While browsing through several social networks, I often see posts saying "Kale is the new beef". Frequent shoppers of farmer's markets and stores like Whole Foods claim that the health benefits of kale are superior to that of beef. While I do grow kale and enjoy the taste, I do not particularly agree with this statement. Yes, kale grown in nutrient rich soils does have its health benefits, but I find them inferior to wild plants that grow throughout the US and beyond. Have you ever walked through cities or near abandoned buildings and found plants piercing their way thru cement? These plants posses vigor and intelligence that domesticated varieties simply don't have. Forget to water your garden for a few days in the summer and see how quickly your plants shrivel up and die. Meanwhile, wild plants like dandelion, plantain, nettle, and comfrey grow alongside your nicely manicured garden beds with fierceness and tenacity.
The indigenous people who once walked this land were said to be able to identify and process over 100 different plants. With deep respect, they utilized these plants for both their caloric and medicinal properties. Today, we eat mostly the same plants including, but not limited to alliums, brassicas, nightshades, amaranths, legumes, and a few others. Remember that when we go to the grocery store, although it may seem as if we have a large option of vegetables to choose from, most are just genetically modified version of the same plant.
Again, I don't mean to undermind the use of domesticated plants, as they make up a large portion of my diet. But I do wish to stress the importance of truly connecting with natural plants by getting outside and seeking out wild plants.
When it comes to health, there are very few educators who promote foraging and eating wild foods. Those who promote the Paleo diet, miss the boat completely by often never mentioning wild food consumption, when our Paleo ancestors would have been consuming many wild plants throughout the year. I guess when it comes to writing and selling books, most are reaching out to an audience that will be shopping at the supermarket and not heading out into the forest for meals.

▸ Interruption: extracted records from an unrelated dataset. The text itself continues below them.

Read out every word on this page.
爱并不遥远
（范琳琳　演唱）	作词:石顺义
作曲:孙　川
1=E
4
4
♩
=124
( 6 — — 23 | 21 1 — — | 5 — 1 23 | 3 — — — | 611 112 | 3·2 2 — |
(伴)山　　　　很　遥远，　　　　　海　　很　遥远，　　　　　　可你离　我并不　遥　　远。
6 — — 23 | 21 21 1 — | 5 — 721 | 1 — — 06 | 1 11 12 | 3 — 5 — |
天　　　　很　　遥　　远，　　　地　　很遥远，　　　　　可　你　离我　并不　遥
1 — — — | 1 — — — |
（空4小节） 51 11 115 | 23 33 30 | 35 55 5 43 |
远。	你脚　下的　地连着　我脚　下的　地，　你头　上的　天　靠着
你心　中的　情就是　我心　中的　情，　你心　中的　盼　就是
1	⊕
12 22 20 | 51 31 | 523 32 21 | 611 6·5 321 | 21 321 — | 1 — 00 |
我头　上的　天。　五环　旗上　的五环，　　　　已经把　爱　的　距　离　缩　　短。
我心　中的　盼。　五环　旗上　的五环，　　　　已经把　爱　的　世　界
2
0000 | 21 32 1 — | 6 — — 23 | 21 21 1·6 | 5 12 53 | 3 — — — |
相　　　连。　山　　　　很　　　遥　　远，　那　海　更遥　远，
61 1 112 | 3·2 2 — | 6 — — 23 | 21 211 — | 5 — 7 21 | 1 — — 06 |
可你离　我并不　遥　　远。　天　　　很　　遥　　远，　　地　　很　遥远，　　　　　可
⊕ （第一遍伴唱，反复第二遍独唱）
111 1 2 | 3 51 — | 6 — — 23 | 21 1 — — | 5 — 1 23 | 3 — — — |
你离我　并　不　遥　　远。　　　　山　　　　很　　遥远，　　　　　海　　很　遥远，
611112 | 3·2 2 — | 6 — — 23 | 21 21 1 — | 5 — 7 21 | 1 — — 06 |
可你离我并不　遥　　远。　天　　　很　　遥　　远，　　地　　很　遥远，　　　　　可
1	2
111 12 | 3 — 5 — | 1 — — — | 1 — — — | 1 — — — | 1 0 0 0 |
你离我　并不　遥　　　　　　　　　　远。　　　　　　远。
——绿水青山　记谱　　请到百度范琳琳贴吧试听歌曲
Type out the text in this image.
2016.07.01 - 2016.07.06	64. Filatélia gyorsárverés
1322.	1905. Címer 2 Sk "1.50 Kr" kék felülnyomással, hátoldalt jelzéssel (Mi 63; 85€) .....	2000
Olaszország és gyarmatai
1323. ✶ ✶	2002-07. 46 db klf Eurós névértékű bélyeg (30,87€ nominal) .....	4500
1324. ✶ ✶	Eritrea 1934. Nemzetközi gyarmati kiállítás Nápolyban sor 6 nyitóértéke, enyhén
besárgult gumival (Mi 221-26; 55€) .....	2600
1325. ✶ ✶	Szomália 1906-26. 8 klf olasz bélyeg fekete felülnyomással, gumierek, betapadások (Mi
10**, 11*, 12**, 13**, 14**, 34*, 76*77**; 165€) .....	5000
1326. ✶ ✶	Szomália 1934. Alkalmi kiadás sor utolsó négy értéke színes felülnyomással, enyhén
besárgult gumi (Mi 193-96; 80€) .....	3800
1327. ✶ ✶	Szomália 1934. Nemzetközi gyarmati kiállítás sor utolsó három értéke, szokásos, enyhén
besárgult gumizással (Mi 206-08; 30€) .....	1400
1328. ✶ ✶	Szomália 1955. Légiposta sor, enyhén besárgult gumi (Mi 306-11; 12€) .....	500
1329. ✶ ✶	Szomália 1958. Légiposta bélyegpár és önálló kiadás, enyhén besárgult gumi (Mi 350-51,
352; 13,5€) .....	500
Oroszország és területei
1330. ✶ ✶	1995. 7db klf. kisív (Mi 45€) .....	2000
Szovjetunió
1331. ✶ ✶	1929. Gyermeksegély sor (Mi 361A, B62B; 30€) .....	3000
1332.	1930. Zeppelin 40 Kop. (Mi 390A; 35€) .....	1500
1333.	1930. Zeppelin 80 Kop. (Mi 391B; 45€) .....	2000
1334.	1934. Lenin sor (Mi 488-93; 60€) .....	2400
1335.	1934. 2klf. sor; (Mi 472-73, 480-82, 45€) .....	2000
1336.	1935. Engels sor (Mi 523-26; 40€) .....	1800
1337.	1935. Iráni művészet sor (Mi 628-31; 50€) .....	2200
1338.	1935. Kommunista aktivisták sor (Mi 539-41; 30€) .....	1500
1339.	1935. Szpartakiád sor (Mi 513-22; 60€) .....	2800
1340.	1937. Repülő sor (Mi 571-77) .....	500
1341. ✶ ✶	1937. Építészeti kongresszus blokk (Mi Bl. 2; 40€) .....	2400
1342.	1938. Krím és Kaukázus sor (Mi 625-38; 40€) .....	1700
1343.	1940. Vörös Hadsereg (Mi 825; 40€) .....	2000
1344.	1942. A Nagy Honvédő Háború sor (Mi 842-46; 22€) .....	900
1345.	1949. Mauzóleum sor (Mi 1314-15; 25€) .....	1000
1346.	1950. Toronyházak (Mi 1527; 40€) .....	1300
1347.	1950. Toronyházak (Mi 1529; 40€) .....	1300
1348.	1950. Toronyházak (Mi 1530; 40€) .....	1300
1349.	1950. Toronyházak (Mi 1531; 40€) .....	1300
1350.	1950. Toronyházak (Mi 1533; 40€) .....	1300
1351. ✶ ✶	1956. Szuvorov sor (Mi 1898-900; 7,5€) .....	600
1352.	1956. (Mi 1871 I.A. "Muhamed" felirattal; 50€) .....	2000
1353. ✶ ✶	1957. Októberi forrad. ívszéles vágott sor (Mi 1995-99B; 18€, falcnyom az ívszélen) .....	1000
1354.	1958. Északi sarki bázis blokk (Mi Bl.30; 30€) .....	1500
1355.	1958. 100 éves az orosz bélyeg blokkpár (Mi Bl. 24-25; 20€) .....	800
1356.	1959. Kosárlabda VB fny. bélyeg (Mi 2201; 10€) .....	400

Last weekend, I catered a workshop that focused on wild plant identification. Throughout the weekend instructor Arthur Haines helped the students identify dozens of plants that are now "in season" here in Maine. On Saturday night, I prepared a delicious meal made up of many wild foods including wild caught haddock, horseradish, Carolina spring beauty, fiddleheads, ramps, and burdock root. For dessert we shared wild grape mead and chaga tea. All the guests, and myself included felt nourished and energized from this meal that was picked just a few hours before it was prepared and consumed.
To sum up this post, I wish to encourage you to get outside, no matter what the weather is like, and find some wild food. Take a class with local foragers and learn to eat the foods that once nourished a nation of healthy people who lived void of modern day disease.